General Secretary of the Waterside Workers' Federation
- In office 1984–1992

Personal details
- Born: January 31, 1932 Sydney
- Died: May 29, 2003 (aged 71) Sydney
- Party: Communist Party of Australia Australian Labor Party
- Occupation: Seafarer, waterside worker

= Tas Bull =

Australian trade union leader

Tasnor Ivan "Tas" Bull (31 January 1932 – 29 May 2003) was an Australian trade union leader, serving as General Secretary of the Waterside Workers' Federation from 1984 to 1992.

==Biography==

Tas Bull was born in Sydney in 1932. His first name was a combination of Tasmania and Norway, the respective birth places of his mother and father. He grew up in a working-class household in Tasmania. His father, an electrical contractor, had been a seaman. He was raised a member of the Salvation Army.
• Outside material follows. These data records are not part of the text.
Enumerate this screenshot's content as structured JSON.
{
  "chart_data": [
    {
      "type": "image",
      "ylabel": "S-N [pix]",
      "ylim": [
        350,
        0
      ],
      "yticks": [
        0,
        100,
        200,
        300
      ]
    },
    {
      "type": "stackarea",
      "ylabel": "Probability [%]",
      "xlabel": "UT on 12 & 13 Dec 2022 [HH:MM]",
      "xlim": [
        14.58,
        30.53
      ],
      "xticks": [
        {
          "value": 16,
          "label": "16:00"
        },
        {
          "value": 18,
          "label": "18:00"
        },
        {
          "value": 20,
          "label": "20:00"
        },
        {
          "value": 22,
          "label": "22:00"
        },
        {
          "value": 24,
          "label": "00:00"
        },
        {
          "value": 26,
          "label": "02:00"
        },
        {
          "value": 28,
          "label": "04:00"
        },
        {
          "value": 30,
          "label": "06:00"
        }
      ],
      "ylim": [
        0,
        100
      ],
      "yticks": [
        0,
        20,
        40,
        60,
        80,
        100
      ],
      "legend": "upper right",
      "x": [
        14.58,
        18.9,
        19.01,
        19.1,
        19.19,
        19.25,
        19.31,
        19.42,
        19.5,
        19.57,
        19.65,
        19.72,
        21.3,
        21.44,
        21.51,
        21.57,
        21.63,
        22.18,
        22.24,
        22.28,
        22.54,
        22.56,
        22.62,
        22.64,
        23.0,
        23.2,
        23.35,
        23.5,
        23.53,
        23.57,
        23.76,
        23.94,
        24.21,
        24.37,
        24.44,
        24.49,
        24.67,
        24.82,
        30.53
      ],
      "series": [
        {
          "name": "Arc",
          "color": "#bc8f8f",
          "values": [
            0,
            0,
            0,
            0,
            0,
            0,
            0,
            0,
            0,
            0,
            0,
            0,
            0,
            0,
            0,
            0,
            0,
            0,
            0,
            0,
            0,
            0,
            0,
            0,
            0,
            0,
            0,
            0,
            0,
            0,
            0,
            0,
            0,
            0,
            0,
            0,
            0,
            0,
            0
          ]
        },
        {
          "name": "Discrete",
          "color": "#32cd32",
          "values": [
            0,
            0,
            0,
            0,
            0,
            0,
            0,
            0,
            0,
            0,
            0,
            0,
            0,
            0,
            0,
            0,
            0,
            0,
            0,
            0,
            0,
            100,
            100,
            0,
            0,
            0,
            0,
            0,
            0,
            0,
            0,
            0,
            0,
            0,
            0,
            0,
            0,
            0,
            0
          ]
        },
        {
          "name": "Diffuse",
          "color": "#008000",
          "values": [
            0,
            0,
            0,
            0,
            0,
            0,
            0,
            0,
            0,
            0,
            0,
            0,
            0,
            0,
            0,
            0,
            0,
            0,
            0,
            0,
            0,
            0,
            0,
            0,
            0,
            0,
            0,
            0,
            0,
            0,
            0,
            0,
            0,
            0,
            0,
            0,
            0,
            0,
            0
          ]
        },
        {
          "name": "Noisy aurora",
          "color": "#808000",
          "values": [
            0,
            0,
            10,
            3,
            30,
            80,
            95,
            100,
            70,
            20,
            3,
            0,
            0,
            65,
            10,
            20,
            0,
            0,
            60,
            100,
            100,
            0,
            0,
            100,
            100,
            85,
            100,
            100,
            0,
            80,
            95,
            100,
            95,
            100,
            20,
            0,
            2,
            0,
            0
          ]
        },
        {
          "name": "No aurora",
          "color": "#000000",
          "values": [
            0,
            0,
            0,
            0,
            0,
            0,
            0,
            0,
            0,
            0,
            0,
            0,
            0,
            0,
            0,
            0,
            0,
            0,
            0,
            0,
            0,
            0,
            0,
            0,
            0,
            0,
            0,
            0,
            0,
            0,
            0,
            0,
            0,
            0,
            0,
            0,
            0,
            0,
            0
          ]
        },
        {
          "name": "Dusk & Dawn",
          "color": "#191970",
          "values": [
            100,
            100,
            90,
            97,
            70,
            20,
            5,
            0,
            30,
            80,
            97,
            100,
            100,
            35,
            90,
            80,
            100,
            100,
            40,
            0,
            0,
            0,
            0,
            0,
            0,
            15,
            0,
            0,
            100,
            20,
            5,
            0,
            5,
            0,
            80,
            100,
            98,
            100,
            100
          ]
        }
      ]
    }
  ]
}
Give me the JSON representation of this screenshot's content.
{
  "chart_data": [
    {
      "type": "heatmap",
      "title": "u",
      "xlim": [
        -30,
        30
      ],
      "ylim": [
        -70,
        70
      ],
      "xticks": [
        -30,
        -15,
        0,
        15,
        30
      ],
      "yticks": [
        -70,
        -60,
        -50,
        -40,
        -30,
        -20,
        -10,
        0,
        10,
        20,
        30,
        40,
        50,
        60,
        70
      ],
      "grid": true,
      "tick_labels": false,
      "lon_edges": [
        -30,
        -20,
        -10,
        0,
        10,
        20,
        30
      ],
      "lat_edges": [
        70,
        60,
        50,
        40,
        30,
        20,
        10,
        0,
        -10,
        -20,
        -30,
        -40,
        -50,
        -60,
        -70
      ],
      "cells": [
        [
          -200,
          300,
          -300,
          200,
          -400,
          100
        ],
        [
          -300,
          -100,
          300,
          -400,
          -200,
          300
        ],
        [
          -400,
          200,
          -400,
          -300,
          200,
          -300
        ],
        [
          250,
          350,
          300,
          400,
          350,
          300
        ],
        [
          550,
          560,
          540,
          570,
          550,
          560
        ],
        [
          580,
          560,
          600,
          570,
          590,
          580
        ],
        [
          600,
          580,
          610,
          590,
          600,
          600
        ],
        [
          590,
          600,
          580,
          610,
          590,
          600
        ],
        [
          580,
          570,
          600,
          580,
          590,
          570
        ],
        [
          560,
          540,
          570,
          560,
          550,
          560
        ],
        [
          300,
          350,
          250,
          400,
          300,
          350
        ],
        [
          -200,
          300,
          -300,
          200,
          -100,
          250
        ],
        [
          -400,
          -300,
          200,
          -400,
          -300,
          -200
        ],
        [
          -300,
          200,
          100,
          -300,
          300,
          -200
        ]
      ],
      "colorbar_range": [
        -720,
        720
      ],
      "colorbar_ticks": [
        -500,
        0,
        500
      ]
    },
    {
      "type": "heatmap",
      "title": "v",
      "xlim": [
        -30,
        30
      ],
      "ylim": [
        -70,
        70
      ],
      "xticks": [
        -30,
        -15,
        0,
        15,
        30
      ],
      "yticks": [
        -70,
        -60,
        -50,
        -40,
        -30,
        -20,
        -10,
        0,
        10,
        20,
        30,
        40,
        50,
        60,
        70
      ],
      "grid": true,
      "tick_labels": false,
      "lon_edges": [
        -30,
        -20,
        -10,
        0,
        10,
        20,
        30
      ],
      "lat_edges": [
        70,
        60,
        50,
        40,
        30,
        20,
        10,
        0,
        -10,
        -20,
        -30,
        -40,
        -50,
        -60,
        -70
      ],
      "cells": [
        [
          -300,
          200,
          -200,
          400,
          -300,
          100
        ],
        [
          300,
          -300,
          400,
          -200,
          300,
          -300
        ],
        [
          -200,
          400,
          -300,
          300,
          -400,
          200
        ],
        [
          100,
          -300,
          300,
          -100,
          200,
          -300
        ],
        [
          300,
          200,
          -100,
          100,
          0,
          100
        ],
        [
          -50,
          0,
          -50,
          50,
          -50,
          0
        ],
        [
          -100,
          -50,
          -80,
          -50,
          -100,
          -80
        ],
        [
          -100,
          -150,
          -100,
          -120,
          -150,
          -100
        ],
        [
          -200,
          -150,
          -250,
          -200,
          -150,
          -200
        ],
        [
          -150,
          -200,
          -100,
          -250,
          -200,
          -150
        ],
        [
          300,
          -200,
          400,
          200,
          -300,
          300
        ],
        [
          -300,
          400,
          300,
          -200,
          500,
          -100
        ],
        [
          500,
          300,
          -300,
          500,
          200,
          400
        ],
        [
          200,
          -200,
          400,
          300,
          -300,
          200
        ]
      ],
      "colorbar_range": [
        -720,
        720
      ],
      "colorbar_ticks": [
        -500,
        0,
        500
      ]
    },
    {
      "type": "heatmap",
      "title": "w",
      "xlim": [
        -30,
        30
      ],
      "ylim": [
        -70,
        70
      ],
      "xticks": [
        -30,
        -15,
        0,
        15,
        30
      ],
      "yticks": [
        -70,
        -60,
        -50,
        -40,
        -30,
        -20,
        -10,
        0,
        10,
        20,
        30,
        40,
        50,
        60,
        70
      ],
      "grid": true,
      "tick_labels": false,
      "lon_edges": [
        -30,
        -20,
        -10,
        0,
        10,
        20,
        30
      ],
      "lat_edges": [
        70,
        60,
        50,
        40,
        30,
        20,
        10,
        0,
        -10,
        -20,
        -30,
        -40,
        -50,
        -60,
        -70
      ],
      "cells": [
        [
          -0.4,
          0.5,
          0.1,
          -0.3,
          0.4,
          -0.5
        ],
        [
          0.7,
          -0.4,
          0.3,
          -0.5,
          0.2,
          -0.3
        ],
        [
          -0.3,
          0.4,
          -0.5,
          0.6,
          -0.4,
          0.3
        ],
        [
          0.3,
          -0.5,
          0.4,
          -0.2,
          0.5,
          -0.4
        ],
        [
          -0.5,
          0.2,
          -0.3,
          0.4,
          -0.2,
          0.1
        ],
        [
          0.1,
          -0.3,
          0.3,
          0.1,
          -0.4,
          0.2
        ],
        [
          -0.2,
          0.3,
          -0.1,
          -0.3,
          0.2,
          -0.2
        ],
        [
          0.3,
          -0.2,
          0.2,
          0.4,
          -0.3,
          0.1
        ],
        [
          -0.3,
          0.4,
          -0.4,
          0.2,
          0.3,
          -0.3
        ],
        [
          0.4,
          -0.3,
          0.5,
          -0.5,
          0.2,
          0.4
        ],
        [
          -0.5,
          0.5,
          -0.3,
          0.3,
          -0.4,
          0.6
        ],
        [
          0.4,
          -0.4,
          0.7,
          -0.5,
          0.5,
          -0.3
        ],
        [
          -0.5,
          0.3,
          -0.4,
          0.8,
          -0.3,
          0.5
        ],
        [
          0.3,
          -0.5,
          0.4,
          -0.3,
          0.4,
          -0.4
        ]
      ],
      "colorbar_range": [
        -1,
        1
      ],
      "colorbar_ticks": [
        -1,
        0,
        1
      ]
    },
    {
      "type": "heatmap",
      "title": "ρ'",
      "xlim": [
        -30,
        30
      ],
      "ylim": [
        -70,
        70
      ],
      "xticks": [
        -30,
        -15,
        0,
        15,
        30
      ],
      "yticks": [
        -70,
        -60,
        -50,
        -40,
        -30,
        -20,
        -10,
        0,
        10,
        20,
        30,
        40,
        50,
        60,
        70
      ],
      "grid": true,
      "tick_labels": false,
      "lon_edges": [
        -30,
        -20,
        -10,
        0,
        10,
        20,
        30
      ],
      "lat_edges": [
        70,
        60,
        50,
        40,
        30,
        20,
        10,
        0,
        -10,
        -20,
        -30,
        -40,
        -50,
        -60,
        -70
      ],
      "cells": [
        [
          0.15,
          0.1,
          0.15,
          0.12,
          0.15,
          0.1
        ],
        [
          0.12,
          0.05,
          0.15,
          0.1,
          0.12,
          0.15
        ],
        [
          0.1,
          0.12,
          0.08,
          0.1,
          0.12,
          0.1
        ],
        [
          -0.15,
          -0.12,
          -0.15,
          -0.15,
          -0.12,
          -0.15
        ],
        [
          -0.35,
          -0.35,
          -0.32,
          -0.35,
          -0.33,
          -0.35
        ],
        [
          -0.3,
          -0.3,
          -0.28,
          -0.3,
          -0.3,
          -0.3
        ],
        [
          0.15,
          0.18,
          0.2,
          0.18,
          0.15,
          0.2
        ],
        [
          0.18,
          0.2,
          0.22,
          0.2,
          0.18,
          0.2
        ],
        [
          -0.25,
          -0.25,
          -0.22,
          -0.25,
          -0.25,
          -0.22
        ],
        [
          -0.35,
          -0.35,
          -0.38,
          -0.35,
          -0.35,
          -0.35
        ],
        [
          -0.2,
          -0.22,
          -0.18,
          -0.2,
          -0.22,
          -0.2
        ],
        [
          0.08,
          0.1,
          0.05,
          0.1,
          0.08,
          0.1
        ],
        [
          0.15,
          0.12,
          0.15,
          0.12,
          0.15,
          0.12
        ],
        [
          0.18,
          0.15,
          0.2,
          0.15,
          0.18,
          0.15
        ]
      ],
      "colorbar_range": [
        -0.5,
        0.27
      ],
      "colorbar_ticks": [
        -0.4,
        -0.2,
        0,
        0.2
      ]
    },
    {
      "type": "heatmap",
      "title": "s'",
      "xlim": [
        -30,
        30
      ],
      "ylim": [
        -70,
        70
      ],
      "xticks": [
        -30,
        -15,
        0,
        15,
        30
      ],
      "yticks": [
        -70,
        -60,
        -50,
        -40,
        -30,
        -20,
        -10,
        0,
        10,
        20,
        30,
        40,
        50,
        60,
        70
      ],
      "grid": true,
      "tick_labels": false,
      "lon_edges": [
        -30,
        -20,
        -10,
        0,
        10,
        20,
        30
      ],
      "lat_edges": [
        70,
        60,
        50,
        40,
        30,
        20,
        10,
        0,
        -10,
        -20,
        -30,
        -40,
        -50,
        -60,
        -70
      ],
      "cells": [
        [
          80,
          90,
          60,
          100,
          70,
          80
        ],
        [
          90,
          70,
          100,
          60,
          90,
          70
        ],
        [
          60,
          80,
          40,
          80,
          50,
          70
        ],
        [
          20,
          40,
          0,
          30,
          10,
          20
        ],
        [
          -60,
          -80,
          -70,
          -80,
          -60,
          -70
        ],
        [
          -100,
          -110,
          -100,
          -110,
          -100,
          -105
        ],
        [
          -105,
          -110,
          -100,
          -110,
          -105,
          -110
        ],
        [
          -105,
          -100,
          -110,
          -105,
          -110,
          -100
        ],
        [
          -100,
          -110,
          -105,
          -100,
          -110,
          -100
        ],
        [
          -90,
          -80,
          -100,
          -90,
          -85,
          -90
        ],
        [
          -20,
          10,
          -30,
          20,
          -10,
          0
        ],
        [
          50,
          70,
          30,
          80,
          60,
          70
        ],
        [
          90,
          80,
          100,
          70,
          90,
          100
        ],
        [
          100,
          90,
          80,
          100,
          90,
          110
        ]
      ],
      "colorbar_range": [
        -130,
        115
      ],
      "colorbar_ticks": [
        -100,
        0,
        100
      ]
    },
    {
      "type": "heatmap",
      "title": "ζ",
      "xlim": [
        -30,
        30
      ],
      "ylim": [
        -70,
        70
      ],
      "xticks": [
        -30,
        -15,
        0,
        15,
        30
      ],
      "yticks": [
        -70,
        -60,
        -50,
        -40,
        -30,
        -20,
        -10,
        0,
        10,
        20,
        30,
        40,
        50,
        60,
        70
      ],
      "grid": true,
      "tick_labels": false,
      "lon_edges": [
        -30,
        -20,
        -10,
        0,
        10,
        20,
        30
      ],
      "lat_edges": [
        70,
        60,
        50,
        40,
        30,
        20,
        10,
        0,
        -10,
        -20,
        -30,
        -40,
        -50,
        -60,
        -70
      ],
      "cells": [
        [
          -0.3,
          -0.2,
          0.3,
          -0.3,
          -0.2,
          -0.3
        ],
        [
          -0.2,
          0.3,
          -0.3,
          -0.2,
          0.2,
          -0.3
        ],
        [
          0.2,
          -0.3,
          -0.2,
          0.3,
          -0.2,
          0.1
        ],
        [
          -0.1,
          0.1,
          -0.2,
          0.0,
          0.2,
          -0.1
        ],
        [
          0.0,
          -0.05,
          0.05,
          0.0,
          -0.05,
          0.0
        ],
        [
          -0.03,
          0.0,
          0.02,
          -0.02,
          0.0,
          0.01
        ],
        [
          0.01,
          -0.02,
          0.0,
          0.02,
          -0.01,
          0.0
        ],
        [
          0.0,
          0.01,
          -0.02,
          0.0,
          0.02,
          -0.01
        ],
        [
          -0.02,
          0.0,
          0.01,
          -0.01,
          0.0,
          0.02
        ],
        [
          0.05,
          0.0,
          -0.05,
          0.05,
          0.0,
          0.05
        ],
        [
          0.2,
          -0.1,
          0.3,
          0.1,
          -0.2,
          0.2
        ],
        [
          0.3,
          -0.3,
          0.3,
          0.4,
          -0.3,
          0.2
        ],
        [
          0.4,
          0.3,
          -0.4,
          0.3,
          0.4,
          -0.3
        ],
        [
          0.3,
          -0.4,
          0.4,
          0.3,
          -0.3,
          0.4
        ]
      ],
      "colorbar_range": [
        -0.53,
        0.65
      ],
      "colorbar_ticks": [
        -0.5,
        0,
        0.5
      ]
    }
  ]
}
He went to sea in 1946 and became active in the Seamen's Union of Australia (SUA), then aligned with the Communist Party of Australia (CPA), which Bull joined in 1951. He left the CPA in 1959, following the suppression of the Hungarian revolution by the Soviet Union.

After his marriage Bull became a waterside worker in Hobart, joining the powerful Waterside Workers' Federation (WWF), and was soon a job delegate. Later he worked in Melbourne, then Sydney, becoming an experienced negotiator. In Sydney he undertook an industrial law course at Sydney University Law School. In 1967 he was elected a Vigilance Officer; in 1971 he was elected Federal Organiser, and later Assistant General Secretary. In 1984 he succeeded Charlie Fitzgibbon as General Secretary, a post he held until 1992. He also became prominent in the Australian Council of Trade Unions (ACTU). He became an ACTU Vice President in 1987, and Senior Vice President in 1991.

Bull led the WWF during the period of radical change on the waterfront. Technological change was greatly reducing the size of the workforce, while at the same time there was political pressure to reform waterfront work practices to make the Australian transport sector internationally competitive. In response a process of waterfront reform was begun by the Hawke Labor government. Bull co-operated with the reform, while defending his members' interests. In 1993 the WWF amalgamated with the SUA to form the Maritime Union of Australia (MUA).

Bull was also active in international trade union affairs. From 1972 onwards he worked with the International Transport Workers' Federation, and for ten years until 1993 represented the Asia/Pacific region on its executive board.

Following his retirement in 1993 Bull remained active in various left-wing and union causes, and published his autobiography Life on the Waterfront in 1998.